We Are All Transgenders
This week's issue of Bekhsoos brings together stories by transgenders in our community. The idea came in light of the 12th annual Transgender Day of Remembrance – November 20th 2010 – a day that memorializes those who were killed due to anti-transgender hatred or prejudice.
It can be very difficult for transgender persons, and transexuals in particular, to hide their chosen genders. They are often mistaken for effeminate gay men or butch lesbians – when in fact, the way they feel about their gender could very well be unrelated to their sexual orientation. Theirs is often a life of struggle and alienation within a culture that insists that the female/male gender binary should be at the heart of any society.
Indeed, when family members refuse to be accepting, when most workplaces are aggressively transphobic, many male-to-female transexuals are forced to lead dangerous, nocturnal, and marginalized lives. Their bodies, exoticized and eroticized, are often labelled as sex objects for those with a particular fetish for trannies, lady-boys, she-males, etc.
Growing up a transgender person in Lebanon could be similar to dancing one’s way through a minefield. Without proper medical, psychological and emotional support systems, some attempt to leave the country in search of a better life, while others, either desperately try to commit suicide, or find themselves driven towards unregulated sex work after being completely ostracized by their families and by society at large.
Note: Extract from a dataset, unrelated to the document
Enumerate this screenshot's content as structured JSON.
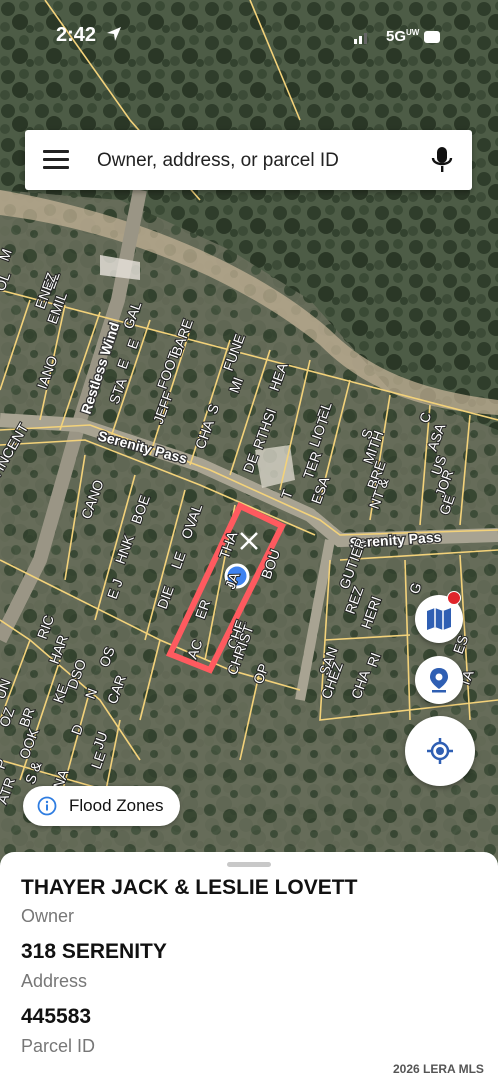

Lucky and resilient are the ones who manage, despite all odds, to create a healthy and fulfilling environment for themselves and their loved ones.
The stories in this issue are based on conversations with transgenders who got together with our team of writers and who shared a wide range of their experiences. In the interviews, we noticed that many themes kept surfacing: The pressures of fully transitioning, of conforming to gender binaries, the discrimination that comes with being Gender Queer, experiences with family, self-discovery, growing up “in the wrong body,” patriarchy, etc.
This issue features only 6 out of thousands of stories that all of us would hear a lot more often, if only we would sit and listen to the transgenders in our lives, no, in ourselves. Who among us do not remember exploring what it is like to be the “other” gender? Who among us were never made to feel that they weren’t “man enough” or “woman enough” at one point or another? Was it the baggy pants, the thick eyebrows you didn’t feel like plucking that week, the smaller boobs, your “natural” look, the toys you played with, the way you sat like a boy and learned not to? Was it how much you enjoyed wearing your mother’s heels at the age of 5, the hairs you anxiously kept expecting on your chin, the fact that you wrote poetry, the pink shirt you wore last week?
Gender is learned and we are all transgenders – most of us simply forget that gender is how our families, classrooms, playgrounds, churches, mosques, friends, doctors and toilets teach us how to be boys and how to be girls.